There are these two men that walk around downtown Abbotsford that condemn sinners to hell right? And now whilst I don’t necessary turn my heart to most of what they say … like telling me I’ll go to hell for having an afro…. the last encounter they spoke something real. they told me nothing holy could come from my cellphone because it’s of the devil… Now take that as you might but something in that messaging is true. I just can’t step into all my love and light with one foot obeying God’s plan for me and the other still wanting to test other waters. I miss who I was 8 years ago. I’ve come full circle back into a darker part of me I hoped would never revisit.
Shit Brandy did say “You can’t get to Heaven, half off the ground”.
…This is to a dropped crown. That doesn’t mean you’re not a queen and I’m not a king. I kept yours in a sacred place though.

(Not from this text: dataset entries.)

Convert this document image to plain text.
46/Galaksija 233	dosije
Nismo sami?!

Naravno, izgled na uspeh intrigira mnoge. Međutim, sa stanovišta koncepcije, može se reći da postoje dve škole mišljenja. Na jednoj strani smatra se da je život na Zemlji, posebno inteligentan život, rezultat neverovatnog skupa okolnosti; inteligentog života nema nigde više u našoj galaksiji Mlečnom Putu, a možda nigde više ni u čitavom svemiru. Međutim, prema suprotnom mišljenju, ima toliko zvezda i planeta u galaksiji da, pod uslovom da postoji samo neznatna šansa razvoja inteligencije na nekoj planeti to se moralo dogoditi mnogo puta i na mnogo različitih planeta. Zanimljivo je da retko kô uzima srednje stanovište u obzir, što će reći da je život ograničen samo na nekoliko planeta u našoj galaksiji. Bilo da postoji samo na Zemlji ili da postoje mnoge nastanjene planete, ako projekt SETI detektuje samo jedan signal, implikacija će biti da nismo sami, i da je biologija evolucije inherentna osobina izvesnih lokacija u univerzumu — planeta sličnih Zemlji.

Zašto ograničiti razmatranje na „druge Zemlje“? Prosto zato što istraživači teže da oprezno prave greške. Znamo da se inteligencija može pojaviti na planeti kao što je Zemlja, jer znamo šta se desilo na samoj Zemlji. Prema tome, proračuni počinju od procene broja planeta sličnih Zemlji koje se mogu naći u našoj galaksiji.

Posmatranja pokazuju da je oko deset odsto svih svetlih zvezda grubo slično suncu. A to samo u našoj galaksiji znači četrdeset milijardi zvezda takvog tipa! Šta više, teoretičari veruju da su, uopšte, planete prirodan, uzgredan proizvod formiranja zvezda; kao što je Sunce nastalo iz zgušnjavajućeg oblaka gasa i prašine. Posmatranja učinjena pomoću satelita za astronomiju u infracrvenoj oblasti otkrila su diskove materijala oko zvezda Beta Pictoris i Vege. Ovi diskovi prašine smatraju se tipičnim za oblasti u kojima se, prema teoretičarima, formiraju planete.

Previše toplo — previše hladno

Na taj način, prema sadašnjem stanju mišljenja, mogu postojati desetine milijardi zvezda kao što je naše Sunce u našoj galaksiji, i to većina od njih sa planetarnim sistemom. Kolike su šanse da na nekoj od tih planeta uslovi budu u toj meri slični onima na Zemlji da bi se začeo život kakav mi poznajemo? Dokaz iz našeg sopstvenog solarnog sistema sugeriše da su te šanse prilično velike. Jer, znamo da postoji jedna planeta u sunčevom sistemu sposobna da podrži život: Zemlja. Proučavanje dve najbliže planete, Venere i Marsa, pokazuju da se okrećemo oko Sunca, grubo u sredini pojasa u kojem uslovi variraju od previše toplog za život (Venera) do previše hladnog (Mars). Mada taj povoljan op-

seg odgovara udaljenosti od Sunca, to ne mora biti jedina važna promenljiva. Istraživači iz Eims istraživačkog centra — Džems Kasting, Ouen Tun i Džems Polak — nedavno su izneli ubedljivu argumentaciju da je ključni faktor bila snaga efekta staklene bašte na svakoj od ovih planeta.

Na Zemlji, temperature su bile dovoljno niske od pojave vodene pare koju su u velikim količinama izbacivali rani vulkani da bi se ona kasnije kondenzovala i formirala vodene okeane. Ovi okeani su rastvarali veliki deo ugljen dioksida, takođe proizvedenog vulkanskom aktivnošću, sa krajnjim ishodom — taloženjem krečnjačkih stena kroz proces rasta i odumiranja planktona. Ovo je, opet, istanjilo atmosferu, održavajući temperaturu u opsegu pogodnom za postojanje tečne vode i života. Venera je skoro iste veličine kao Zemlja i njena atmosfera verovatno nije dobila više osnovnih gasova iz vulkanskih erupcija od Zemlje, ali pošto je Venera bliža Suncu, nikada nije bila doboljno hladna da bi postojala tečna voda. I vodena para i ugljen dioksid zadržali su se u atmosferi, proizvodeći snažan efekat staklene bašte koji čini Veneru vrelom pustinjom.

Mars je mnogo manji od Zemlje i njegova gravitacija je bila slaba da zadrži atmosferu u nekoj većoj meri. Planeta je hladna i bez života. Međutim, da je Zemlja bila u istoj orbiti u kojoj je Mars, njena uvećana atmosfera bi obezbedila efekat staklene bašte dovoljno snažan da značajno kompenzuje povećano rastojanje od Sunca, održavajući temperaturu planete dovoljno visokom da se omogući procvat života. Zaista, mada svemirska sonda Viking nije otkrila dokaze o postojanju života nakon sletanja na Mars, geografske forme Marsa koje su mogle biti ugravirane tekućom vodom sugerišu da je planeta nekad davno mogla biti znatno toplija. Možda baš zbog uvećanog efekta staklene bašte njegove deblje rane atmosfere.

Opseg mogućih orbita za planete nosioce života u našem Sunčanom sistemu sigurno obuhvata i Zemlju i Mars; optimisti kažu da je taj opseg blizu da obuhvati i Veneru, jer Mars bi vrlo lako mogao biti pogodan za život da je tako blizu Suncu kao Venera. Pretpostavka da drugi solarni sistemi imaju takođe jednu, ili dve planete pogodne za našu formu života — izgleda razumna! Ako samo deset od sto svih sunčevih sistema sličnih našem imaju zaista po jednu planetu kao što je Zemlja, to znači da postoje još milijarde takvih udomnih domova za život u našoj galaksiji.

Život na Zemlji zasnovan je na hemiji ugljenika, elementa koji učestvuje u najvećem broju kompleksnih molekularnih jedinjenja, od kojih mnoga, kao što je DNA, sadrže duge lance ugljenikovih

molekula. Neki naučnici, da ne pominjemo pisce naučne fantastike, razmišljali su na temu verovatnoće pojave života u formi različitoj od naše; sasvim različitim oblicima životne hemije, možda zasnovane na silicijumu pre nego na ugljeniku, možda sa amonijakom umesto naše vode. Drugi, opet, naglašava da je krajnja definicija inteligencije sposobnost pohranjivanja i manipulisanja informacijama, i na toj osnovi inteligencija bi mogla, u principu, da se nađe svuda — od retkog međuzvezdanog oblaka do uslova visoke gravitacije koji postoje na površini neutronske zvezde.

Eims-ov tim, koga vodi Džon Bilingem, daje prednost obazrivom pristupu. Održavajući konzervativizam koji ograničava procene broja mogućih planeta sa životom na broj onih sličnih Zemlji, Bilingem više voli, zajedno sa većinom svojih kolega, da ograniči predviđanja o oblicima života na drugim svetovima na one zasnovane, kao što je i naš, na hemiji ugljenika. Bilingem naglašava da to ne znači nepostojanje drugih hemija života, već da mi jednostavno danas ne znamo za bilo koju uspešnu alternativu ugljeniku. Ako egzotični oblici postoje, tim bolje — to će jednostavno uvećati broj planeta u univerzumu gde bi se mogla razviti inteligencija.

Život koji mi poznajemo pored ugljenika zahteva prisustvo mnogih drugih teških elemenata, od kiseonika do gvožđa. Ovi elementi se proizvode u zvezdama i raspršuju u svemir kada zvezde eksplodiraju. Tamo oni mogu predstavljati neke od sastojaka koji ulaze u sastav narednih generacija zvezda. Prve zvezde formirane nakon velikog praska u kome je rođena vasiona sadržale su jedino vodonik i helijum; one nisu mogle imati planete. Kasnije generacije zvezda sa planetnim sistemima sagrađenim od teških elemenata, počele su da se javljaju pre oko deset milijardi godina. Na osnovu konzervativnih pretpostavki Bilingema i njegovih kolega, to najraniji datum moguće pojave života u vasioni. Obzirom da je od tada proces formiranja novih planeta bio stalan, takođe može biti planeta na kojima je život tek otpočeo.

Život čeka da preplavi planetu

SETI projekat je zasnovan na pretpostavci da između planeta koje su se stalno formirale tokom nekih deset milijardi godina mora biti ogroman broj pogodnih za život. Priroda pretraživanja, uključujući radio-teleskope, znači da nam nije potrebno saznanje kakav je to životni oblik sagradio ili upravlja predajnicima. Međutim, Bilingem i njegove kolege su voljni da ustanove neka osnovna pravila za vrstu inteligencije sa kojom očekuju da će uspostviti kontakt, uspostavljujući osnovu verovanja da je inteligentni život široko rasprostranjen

It’s in a place where it would never dull, never chip, never fall again. It had just been waiting for you to come back and claim it. Until we found ourselves again. And finding ourselves can be in each other, in God, in nature, or in everything. That’s what Nepal taught me… the light within myself is reflected in all. the I and I.

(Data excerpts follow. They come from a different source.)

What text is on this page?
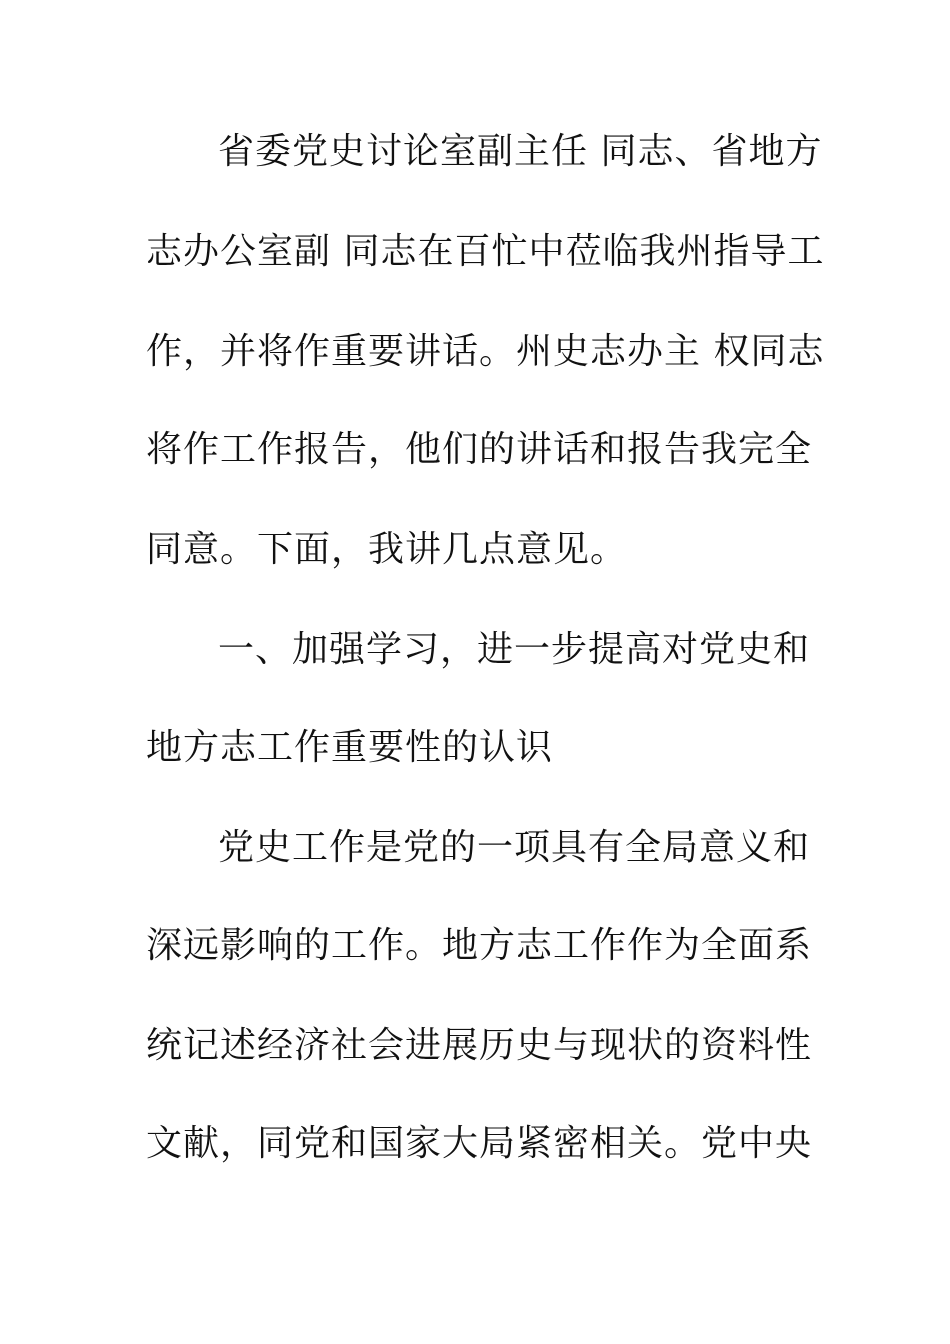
省委党史讨论室副主任 同志、省地方
志办公室副 同志在百忙中莅临我州指导工
作，并将作重要讲话。州史志办主 权同志
将作工作报告，他们的讲话和报告我完全
同意。下面，我讲几点意见。
一、加强学习，进一步提高对党史和
地方志工作重要性的认识
党史工作是党的一项具有全局意义和
深远影响的工作。地方志工作作为全面系
统记述经济社会进展历史与现状的资料性
文献，同党和国家大局紧密相关。党中央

Maybe i need to get back to basics. Volunteering and giving more to something bigger than myself. Writing… and i mean really writing. Everyday. Finish these books that have been sitting in my mind’s vaults for a decade now. It’s hard to create when you’re focused on surviving . But i will commit. To myself… to setting ten minutes a day for creativity. Turn this trash ass phone screen oof. And if nothing comes I will just sit with myself for that ten. And if that ten minutes turns to 2 hours who cares? That’s the balance.
Work hard, expand my mind, expand my vocabulary, read more, pray harder… and not just at the end of the day but at all times, break bad habits and replace them with newer and better ones.
I need more. I need to reconnect with myself> But I still want to give thanks to the sad me that resurfaced and kiss him goodbye. Goodbye to the self doubt that no longer serves me, and won’t help me to serve her.
I’ve been apathetic to my own progression can you believe it? The world can make you feel so small. Others can make you feel so irrelevant. But I’m relevant in all I’ve already done. I’m relevant to myself… in every moment and with every breath.
I need more. I’m at another one of those points where my spirit calls for something massive to shift. Just like going to Tanzania at 18. Just like Nepal at 21. I’ve set a few new goals for this year. And who cares if i fail? Once again that’s the balance…
Everything that doesn’t reach me will bring something different that will. The key i possess isn’t meant to unlock every door. And what’s behind every door isn’t meant for a soul like mines. My path is mines. My timing is mines. But one thing is for certain… I want to stop wasting time. In case I don’t have too much more of it left.
This summer is for me… my passions, swimming, her., pictures. sunset, decreased screen time, journaling, exercise, food, smiles, laughs, music, poetry.
in every poem lies the key to solving a problem
the words i write, shed a light on things only my heart has known.
there's so much life in the lines of a poem.
this is therapy to me.
God guides my pen, God guides my seed.
in every problem, there's a poem.
there's a lesson that can't ever be put into words.
but somehow we grasps at the fleeing attempts to categorize our humanity.
these poems help to refined the man I'll be.
How good it is to be loved by God’s literal most perfect angel.
Every day the sun rises…. so every day you and I get a chance to do right by ourselves. remember that.